Wednesday, April 03, 2024

Back To His Roots

 One of the things I learned about the movie business before I really knew about the movie business came to me while I was working at a video store. Actually, working at a video store was my first true brush with show business, so there were plenty of lessons to be learned. The most apparent among them was promotion. 

A movie without a poster would not rent. Sure, there were those customers who would accept recommendations from yours truly, but your standard Friday night interaction started with "What's new that's good that's in?" Some people were clever enough to reserve those lightly sought after new releases in advance. How did they know about them? Primarily from the Point of Purchase materials that we had placed in the windows and in any spare space we had. Posters were good, but companies that were anxious to see their movies do well sent along cardboard standees that needed to be erected from their folded size to their full size to seven foot glory.

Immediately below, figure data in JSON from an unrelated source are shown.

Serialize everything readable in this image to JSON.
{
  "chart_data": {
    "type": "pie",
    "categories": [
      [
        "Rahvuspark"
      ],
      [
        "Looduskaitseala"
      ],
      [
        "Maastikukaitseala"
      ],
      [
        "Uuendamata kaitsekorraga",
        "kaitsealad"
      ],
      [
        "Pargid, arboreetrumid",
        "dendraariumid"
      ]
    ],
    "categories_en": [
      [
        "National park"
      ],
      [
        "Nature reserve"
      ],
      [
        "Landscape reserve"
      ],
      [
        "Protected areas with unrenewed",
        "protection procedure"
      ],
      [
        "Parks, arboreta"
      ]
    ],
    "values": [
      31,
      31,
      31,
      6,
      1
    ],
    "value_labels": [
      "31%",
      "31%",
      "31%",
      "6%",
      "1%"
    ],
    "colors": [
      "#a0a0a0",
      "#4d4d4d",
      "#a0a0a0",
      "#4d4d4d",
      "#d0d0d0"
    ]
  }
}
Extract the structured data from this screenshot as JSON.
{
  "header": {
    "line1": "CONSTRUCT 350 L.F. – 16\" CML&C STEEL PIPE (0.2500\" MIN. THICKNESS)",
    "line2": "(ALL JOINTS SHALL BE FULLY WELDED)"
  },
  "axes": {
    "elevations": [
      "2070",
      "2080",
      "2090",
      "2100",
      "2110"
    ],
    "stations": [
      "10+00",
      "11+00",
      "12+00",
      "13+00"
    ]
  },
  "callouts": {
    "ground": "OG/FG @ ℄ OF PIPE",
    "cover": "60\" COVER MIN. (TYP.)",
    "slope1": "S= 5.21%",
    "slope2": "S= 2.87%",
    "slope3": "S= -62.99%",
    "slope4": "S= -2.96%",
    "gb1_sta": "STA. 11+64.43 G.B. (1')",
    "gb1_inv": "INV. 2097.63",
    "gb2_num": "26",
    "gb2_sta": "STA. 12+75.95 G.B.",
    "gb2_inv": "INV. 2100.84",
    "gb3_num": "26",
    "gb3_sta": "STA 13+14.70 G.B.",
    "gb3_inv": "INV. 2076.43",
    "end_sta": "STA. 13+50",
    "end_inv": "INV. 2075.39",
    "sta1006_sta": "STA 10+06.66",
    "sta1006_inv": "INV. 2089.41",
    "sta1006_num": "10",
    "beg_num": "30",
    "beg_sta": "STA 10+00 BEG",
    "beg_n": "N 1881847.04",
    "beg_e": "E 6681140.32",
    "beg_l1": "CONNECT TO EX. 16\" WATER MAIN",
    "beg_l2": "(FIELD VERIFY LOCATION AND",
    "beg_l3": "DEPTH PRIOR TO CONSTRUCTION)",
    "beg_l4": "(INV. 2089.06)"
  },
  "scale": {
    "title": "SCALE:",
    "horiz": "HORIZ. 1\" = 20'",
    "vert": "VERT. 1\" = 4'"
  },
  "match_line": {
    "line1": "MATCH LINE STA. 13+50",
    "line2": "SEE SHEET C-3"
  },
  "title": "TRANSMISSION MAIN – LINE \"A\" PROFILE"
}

One in particular sticks in my memory: It was a beast of a thing in yellow and gold that featured the stars of the film Firewalker: Chuck Norris and Louis Gossett Jr. Released in 1985, this pastiche of Raiders of the Lost Ark and other swashbuckling type adventures was released three years after Mister Gossett's Academy Award winning performance in Officer and a Genrleman. What good did that Oscar do his career? Here he was billed below Chuck Norris in a feature that now boasts an eighty percent fresh rating on Rotten Tomatoes

Please understand I was a Louis Gossett fan before he started berating Richard Gere. I had seen his work on television, most significantly as Fiddler in the ABC production of Roots in 1977. It took a while for the rest of the world to catch up to the talent of this hard-working actor whose credits went all the way back in TV and film to 1960. 

I knew how good an actor Louis Gossett Jr. was. So what was he doing on that gaudy chunk of cardboard that was never quite out of my field of vision every shift I worked at the video store? 

Stomping on the Terra. Breaking down barriers and doing his job. And being very good at it. Whether he was an offiecer, a gentleman or an alien from another planet, as he was in Enemy Mine, Louis Gossett Jr. brought it. 

He died this past week at the age of eighty-seven. That might be enough to get me to watch Firewaker. That's how much he will be missed.